As he passes the picturesque headquarters of the local prefecture, the prime minister might reflect on the fact that his party’s most prominent representative in the northern city, the quick witted, media hungry but devoid of substance Prefect Panayiotis Psomiadis, is the type of politician that New Democracy and Greece could do without. Karamanlis’s inability to attract more capable people into his government may be something that he will soon regret.
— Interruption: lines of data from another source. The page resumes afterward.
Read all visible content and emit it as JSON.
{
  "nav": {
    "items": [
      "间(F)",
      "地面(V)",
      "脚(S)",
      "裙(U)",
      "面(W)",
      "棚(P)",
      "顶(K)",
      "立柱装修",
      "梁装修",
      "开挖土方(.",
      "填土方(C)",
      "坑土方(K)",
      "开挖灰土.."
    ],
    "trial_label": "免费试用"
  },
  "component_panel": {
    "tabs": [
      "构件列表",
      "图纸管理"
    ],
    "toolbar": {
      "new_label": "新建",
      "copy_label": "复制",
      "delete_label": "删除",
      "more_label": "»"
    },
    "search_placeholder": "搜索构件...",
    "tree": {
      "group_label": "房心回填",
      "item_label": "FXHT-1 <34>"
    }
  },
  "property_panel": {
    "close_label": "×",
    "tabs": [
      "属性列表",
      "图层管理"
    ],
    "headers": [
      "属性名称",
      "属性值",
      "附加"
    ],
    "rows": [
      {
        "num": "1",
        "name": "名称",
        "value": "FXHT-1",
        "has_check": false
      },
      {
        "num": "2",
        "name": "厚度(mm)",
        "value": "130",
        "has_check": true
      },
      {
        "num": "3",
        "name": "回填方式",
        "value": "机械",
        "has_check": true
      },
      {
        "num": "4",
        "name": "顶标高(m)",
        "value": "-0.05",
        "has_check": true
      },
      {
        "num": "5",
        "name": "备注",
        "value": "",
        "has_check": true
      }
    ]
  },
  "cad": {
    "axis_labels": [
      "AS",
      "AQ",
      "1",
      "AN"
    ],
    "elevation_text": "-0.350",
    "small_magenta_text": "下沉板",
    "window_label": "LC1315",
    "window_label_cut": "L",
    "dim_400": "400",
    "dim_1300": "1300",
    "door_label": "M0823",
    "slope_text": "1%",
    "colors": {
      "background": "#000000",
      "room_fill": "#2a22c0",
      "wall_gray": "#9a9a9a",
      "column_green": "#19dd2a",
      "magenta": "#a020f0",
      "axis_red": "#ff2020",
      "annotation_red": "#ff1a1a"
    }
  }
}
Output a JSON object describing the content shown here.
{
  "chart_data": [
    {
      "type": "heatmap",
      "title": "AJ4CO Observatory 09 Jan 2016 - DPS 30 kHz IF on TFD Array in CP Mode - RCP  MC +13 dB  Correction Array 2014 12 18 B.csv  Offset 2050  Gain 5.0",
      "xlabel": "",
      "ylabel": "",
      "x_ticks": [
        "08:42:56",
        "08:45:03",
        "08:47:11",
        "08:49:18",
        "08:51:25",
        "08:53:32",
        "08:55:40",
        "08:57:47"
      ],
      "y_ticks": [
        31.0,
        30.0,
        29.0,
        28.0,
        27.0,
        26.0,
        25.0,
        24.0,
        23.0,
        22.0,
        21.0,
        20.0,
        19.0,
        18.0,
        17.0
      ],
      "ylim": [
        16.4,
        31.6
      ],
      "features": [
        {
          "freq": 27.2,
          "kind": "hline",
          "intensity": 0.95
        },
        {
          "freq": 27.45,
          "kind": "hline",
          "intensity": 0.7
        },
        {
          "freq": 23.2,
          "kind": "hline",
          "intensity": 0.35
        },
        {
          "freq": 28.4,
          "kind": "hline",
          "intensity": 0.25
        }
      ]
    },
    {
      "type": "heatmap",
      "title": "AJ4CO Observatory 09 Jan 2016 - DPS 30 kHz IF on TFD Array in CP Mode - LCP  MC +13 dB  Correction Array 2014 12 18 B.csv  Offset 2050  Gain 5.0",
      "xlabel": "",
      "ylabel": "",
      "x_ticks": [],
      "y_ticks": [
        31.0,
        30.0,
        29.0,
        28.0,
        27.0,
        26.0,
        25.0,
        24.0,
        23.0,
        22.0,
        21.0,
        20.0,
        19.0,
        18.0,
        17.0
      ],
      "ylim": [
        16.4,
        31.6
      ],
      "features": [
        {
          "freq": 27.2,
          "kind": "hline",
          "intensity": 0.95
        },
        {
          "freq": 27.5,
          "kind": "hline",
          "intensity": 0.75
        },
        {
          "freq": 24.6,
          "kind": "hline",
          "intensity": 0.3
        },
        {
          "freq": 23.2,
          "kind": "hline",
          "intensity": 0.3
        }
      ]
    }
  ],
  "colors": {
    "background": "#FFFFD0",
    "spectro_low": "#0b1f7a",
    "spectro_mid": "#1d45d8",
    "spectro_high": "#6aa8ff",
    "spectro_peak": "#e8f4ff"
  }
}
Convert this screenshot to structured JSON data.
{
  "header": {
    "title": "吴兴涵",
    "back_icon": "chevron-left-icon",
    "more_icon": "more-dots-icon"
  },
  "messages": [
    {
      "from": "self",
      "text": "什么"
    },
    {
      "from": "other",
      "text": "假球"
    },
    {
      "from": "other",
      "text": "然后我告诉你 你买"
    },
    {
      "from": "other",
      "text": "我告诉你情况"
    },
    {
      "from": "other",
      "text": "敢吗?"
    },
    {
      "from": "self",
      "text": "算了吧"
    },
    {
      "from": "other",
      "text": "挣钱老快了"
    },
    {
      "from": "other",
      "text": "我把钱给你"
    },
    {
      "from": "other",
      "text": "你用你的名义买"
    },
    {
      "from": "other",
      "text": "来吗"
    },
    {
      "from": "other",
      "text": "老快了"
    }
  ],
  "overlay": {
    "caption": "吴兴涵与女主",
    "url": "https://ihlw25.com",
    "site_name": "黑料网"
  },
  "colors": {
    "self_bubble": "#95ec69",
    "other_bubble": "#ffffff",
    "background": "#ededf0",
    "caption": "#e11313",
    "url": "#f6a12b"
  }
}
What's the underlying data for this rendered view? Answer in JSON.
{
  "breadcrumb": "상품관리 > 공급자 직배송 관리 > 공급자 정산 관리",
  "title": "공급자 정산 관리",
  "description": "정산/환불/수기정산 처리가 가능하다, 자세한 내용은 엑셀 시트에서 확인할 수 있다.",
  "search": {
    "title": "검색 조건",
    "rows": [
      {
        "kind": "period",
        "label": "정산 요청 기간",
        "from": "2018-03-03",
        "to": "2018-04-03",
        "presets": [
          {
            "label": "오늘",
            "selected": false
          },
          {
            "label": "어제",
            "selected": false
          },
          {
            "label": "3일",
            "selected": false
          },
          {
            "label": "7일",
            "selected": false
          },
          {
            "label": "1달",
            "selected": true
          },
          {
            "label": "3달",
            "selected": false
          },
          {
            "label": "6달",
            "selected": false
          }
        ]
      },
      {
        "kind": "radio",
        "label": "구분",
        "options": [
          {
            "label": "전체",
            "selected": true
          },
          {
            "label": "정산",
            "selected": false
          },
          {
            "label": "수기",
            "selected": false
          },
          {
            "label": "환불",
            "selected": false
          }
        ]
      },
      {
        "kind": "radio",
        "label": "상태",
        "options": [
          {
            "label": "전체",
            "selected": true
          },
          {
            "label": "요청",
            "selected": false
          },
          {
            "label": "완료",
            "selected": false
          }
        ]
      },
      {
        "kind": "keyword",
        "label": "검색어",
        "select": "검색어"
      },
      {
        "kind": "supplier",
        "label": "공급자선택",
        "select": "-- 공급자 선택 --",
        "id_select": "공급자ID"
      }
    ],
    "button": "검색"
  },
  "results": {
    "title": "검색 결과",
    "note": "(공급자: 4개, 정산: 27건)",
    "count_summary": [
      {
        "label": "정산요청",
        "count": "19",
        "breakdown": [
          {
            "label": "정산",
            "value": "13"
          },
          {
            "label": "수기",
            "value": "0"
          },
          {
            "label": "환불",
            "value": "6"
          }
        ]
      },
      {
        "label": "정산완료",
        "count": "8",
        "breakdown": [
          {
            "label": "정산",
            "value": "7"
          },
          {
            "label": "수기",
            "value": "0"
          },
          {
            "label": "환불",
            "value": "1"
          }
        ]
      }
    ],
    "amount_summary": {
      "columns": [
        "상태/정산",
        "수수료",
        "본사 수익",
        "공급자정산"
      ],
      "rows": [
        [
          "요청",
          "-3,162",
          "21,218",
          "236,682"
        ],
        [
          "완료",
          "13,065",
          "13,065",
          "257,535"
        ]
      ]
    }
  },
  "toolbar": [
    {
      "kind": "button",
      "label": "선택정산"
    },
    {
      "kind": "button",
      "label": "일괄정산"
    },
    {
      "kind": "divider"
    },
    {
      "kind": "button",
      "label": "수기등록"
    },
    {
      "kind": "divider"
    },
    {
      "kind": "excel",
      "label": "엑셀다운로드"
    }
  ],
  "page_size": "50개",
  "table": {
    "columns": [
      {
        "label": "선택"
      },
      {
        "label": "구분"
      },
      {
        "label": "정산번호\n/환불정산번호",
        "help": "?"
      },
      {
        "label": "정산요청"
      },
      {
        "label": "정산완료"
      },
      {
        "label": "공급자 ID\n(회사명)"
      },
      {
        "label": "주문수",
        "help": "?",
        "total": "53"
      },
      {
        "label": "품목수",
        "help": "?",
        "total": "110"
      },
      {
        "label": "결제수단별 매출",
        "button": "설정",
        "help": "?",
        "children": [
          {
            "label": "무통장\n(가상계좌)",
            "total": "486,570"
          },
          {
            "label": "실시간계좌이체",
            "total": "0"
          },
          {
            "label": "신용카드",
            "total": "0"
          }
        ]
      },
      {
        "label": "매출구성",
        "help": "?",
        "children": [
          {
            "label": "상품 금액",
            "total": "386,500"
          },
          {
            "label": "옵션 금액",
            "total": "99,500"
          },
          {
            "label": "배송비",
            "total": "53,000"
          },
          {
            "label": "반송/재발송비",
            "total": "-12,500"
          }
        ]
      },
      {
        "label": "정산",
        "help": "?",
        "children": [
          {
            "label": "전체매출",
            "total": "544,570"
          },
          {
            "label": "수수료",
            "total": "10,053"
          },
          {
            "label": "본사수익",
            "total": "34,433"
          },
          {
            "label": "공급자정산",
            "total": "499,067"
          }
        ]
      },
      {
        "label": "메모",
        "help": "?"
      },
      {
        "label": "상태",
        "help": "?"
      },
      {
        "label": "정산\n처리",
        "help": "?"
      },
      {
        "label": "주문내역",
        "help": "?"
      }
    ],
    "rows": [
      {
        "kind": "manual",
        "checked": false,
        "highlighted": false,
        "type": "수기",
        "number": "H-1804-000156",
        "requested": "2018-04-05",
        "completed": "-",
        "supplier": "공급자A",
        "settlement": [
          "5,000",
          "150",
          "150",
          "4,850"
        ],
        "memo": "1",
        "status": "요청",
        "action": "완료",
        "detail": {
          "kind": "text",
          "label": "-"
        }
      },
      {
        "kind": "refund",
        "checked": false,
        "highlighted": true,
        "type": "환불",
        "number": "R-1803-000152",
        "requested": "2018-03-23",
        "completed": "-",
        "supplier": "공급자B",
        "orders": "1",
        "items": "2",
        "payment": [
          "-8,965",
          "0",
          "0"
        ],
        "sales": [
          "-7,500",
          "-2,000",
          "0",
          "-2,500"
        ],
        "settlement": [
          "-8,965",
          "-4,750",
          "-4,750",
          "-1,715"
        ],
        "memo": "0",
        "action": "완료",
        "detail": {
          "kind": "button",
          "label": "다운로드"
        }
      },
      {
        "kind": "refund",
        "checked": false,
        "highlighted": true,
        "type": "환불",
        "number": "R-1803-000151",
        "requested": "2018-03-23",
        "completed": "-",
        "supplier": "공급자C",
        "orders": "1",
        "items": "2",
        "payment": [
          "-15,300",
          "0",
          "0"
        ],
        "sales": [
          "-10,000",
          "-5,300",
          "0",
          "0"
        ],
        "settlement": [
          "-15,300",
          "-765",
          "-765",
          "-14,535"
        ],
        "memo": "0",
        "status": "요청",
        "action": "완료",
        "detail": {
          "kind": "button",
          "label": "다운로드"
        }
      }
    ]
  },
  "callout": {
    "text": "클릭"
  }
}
To reach Thessaloniki, Karamanlis would have traveled on an ever expanding network of national roads. He could perhaps reflect with some pride on the grand public works projects taking place the length of the country. Maybe this is evidence of the progressive Greece, the country that is resistant to economic downturns, impervious to naysayers and blessed with professionals that can get the job done. But then maybe he will reflect again and wonder whether, with the clock ticking on his government’s time in office, a series of construction projects overseen by Souflias is the legacy that New Democracy wants to leave behind.

Unless, the prime minister can come up with some new and convincing ideas very quickly, he will only have kilometer after kilometer of smooth asphalt to look upon as one of his government’s few achievements in more than half a decade of running this country.

Maybe he would be better off flying to Thessaloniki after all.